Back to business meant Black Monday, a day when more than 75,000 people were laid off in the U.S. My small company was not untouched, I am sad to say, although by the grace of God I still have a job. It was a hard hard week.
On today's schedule was a 10 miler. I had to decide whether to run with my official group, the Montgomery County Road Runners Speed Development Program, or with the good ol' Snail Trails. The Snails run on a path that's about 5-minutes from my house, but it's a always a crap shoot whether there will be anyone there who is going the distance you need. I knew with the SDP (enrollment=300) I'd have plenty of company.
The SPD-ers met at 7 a.m. (RealFeel=6F) this morning at a site charmingly called Candy Cane City. Doesn't that just evoke Charlie and the Chocolate Factory? I am quite vexed and sad to report that, though scenic, there was no candy to be found.
Our pace groups are based on our most recent 10k race, which for me, was my glorious PR at the Thanksgiving Day Turkey Trot: 1:06. Our coach then calculated our paces for various runs (you know you love all the details):
So I started this morning with my group of four, and we were running 12 minute miles—on purpose!! YES!
Except, it soon started feeling...too slow.
And that's coming from someone who last week tried to run 8 miles in Charleston, South Carolina, (where I was attending a writing workshop run by Natalie Goldberg--if you've heard of her tell me what you think) and managed only SIX, in a blazing 1:20, which included the part where I fell and ripped my spiffy new New Balance running tights to shreds (size L). (Along with my knee. And hands. But the tights! Marked down to $30!!!)
This is why I will never understand running. EVER. One day your legs are encased in cement, the next day you're...only slogging through mud.

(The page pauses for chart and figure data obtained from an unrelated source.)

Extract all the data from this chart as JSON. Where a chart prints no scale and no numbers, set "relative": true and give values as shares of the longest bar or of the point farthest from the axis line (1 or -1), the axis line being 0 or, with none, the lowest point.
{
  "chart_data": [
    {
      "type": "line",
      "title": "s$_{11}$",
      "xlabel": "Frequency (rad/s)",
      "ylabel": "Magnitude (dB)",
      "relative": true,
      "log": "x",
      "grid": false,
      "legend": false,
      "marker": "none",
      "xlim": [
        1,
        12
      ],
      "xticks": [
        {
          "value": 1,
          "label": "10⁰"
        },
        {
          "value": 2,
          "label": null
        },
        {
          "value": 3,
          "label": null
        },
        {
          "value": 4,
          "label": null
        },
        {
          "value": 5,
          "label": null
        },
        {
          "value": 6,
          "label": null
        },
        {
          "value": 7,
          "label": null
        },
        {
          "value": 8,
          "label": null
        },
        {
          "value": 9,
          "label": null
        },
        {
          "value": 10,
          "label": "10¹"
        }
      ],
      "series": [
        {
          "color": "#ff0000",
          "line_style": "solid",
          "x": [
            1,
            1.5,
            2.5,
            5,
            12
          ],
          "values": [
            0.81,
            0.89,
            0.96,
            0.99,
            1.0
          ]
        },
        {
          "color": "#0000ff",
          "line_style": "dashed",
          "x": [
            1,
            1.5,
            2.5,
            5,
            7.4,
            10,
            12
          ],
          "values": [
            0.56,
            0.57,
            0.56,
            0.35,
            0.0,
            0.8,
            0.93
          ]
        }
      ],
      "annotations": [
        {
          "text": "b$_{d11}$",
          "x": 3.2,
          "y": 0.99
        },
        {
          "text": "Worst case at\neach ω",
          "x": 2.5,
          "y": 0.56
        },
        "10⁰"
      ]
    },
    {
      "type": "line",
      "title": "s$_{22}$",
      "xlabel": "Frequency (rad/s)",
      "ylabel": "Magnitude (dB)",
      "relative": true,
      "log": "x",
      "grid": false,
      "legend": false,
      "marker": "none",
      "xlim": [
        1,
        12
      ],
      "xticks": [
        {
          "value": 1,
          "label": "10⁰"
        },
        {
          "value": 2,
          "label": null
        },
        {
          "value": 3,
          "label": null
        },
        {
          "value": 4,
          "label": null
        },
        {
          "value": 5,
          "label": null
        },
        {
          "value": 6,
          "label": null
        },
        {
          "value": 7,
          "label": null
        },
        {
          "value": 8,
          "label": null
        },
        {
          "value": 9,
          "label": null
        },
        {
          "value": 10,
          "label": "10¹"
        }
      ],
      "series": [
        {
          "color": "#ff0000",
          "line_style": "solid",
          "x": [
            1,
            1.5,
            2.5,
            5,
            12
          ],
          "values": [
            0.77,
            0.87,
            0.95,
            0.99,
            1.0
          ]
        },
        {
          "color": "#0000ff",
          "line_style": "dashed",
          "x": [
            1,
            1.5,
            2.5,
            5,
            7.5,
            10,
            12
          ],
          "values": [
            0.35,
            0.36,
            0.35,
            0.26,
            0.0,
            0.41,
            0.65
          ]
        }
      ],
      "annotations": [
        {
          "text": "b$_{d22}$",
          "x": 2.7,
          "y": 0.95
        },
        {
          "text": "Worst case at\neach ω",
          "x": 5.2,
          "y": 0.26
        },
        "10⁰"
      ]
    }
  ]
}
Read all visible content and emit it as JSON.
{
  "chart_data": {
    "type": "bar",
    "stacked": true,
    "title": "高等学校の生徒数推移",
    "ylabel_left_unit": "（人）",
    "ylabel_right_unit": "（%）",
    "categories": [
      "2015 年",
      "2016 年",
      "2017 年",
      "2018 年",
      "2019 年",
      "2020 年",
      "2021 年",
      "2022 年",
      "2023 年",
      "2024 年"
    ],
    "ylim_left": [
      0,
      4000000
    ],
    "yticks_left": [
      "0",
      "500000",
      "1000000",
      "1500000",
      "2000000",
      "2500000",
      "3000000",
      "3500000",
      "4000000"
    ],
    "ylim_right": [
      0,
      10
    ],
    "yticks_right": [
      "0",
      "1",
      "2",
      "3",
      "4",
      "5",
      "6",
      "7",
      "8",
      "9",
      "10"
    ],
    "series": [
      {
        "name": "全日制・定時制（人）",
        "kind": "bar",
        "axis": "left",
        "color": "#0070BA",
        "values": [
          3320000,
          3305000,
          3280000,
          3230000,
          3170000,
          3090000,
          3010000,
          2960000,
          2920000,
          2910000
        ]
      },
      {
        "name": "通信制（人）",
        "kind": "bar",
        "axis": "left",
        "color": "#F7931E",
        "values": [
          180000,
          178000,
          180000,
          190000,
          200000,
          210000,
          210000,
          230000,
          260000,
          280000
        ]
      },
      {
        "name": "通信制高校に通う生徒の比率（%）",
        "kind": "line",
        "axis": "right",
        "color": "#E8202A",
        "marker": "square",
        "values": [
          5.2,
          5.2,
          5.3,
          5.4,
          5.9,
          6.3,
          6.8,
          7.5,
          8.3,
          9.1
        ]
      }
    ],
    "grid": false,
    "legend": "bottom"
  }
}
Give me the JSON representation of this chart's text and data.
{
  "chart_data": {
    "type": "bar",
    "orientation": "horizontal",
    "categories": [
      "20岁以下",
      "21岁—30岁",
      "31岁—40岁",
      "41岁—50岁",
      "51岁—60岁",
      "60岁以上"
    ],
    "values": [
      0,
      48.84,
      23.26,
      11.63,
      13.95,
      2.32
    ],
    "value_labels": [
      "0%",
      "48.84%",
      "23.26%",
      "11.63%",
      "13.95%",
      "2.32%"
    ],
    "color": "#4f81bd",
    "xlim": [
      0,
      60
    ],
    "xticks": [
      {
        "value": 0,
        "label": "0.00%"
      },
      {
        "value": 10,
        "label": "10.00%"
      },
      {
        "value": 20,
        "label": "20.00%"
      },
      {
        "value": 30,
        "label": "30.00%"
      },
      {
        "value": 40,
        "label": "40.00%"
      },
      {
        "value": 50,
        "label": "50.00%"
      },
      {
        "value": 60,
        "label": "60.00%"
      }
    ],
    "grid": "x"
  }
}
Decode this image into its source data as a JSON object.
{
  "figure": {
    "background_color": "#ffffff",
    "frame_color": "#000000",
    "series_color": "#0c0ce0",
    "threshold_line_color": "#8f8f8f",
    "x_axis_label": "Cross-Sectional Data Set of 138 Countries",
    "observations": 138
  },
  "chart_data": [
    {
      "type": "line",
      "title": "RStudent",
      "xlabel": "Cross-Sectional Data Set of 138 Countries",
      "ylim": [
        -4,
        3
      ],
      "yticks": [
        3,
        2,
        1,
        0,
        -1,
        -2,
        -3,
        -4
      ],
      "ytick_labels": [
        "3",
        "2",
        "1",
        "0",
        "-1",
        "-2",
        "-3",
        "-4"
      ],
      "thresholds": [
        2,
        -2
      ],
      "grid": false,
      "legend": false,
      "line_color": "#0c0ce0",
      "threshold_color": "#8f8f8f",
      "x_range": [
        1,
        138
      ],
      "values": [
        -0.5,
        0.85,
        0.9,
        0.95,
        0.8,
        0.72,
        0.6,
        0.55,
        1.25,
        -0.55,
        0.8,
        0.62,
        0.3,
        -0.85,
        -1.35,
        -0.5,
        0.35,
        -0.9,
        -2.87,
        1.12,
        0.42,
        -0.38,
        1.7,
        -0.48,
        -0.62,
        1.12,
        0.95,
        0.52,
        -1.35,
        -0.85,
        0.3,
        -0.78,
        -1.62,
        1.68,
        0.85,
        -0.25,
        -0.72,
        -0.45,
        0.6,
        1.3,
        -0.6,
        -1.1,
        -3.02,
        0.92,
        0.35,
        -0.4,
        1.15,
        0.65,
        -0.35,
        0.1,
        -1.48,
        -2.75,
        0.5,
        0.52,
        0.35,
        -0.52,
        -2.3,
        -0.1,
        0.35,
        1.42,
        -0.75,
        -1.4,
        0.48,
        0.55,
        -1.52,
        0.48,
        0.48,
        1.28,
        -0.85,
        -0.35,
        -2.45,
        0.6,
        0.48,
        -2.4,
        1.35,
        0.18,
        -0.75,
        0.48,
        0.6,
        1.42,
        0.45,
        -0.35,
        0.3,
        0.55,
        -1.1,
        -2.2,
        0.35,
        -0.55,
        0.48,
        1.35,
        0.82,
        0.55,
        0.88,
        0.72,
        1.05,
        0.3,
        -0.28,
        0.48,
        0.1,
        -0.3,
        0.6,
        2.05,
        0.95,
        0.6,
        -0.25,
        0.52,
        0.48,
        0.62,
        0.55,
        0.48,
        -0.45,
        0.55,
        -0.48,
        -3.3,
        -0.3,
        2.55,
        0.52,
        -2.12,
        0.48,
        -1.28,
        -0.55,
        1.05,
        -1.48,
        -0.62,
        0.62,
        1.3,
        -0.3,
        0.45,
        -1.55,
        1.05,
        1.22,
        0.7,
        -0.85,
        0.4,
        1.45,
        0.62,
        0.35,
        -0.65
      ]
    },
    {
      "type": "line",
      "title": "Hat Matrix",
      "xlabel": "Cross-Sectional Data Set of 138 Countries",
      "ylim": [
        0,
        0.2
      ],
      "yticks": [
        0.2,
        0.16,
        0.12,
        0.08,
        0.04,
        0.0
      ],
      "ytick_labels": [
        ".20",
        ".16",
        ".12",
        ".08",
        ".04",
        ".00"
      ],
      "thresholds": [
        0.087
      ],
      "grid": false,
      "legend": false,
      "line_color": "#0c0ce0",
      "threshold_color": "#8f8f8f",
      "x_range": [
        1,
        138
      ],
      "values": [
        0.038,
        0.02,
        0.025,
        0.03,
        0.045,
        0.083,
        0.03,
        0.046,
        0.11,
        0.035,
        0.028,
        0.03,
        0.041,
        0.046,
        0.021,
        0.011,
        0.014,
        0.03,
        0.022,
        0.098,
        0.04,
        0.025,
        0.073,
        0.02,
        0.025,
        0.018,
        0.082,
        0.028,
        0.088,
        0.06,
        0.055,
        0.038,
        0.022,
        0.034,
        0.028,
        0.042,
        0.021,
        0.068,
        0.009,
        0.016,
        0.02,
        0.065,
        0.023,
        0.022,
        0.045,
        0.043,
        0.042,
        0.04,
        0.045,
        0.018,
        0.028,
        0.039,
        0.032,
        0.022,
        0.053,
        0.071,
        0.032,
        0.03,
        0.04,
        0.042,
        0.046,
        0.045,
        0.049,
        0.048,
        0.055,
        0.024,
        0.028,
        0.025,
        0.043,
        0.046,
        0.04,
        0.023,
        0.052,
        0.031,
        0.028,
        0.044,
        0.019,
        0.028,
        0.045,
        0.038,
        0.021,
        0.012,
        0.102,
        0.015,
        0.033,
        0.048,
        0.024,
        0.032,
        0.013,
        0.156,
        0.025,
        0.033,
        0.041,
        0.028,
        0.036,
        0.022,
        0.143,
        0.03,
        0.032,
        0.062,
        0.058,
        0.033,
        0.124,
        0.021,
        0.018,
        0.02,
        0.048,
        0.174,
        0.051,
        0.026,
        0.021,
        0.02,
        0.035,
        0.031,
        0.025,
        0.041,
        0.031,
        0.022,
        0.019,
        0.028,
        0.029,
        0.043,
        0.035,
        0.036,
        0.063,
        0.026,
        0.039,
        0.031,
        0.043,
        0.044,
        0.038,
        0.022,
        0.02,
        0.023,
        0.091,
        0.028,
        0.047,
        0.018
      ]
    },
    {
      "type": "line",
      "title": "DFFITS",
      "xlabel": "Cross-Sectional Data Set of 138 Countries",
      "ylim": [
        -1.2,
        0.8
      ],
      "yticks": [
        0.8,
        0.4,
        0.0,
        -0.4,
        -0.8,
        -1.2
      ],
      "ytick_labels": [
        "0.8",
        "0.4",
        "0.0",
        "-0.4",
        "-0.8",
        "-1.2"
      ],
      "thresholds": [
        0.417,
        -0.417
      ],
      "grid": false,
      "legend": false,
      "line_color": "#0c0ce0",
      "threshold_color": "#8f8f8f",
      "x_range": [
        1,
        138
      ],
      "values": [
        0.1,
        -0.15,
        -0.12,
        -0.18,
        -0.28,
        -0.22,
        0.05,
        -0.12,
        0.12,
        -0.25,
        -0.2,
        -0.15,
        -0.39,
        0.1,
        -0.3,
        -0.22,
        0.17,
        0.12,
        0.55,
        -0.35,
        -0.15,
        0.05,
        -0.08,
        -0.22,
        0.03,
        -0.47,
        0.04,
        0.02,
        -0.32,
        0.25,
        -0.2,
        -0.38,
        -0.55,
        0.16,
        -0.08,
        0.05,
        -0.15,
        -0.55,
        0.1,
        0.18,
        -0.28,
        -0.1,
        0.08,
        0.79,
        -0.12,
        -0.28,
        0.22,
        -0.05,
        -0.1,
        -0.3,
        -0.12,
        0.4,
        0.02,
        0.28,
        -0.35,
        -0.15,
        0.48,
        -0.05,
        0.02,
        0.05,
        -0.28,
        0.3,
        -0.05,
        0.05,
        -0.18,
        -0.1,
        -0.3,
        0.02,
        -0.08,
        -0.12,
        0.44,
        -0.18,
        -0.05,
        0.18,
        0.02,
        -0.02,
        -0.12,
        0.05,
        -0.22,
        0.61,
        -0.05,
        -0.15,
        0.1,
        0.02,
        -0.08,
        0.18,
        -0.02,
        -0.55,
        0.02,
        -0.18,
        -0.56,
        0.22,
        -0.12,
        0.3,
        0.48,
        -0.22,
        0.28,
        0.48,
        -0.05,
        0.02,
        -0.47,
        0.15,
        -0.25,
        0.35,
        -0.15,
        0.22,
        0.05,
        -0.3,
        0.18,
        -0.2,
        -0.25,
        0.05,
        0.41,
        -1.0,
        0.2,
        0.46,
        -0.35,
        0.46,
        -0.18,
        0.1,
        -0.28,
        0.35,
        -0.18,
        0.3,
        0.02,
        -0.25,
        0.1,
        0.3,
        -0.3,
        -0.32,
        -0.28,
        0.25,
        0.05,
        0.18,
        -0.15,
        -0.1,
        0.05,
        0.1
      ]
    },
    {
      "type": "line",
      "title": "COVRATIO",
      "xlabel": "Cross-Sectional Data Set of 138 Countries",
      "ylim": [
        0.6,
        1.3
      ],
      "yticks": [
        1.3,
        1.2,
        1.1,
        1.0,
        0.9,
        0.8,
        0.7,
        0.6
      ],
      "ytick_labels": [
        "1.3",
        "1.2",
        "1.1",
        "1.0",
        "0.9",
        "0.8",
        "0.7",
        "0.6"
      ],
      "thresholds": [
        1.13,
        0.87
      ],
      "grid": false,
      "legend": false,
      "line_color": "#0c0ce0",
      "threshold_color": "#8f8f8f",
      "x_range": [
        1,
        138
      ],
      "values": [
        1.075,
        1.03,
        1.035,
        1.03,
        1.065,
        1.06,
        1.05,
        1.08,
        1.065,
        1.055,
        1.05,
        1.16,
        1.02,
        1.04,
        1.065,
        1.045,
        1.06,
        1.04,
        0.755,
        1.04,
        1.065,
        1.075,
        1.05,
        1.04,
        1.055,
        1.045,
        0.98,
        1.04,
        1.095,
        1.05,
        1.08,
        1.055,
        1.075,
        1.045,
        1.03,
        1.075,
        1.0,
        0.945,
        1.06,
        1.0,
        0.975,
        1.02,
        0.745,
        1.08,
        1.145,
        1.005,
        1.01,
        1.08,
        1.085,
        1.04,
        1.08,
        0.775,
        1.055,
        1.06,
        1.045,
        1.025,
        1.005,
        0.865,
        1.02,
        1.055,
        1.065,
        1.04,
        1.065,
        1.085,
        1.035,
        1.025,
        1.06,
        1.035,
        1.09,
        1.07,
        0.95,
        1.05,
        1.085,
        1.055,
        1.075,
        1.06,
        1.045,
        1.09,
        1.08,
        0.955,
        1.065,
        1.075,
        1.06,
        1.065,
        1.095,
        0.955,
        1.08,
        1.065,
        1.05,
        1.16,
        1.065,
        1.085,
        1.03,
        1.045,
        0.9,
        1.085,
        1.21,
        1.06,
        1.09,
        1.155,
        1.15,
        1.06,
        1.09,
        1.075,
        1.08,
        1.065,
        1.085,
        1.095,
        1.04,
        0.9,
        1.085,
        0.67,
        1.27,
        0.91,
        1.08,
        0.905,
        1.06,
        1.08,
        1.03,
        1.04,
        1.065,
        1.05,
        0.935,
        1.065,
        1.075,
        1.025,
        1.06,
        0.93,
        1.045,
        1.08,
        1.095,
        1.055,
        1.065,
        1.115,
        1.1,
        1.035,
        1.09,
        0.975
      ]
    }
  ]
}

About three miles in, two runners joined our small group, and after a bit one of them asked, "Who here is a triathlete?"
Ah, the magic words. I wormed my way beside this tall fellow, P., and we started chit-chatting about triathlon, me bragging about my 4-hour Olympic finishes. Finally I realized that it would be polite to maybe ask what races he had done (ya think??) so I did, adding, jokingly "However, if you say 'Kona,' this conversation is over."
Well, you can guess the rest. He said oh Eagleman this, and Battleship that, and blah blah, ending with: "Kona Ironman Triathlon World Championships, 2004."
No you did NOT just say Kona.
I ran my 10 miles this morning with not just any old Ironman, but a KONA Ironman, with a 15-hour finish and no crawling and this guy said it was the best experience of his life. So I grilled him about it for the next eight miles or so, trying to wring out of him the part where he gave up, where his spirit wilted, where he questioned his sanity, where it all fell apart.
Nope. Nada. All he could report is how he felt: "I'm in the Kona Ironman and you're going to have to surgically remove the smile from my face."
Me: "But...didn't it hurt? Didn't your BUTT get sore?" (I'm detail-oriented like that.)
Him: "Well yes! Duh! But I'm in the Kona Ironman and you're going to have to surgically remove the smile from my face."
Well then what about after, I bet you needed an IV, almost collapsed, legs fell off?? "I went back to the condo, went to sleep, woke up thirsty after 4 hours so had a drink of water, hung around the pool the next day, and then went horseback riding."
Plus, this fellow is starting a new tri club: Montgomery County Multisport Club. (P., just put the check in the mail. Heh.)
Back to this morning's run. Me, P. and J. kind of left my pace group behind (which is a big no-no and I don't know quite what to do about that) and ran somewhere between 10 and 11 miles in 1:50, which puts my pace somewhere between 10:30 and 11 minute miles.
The fastest 10 (or 11) miles I've ever run--ever!
Someone has to explain how running 12:15 minute miles on my long runs is going to make me faster. Cuz I'm not buying it.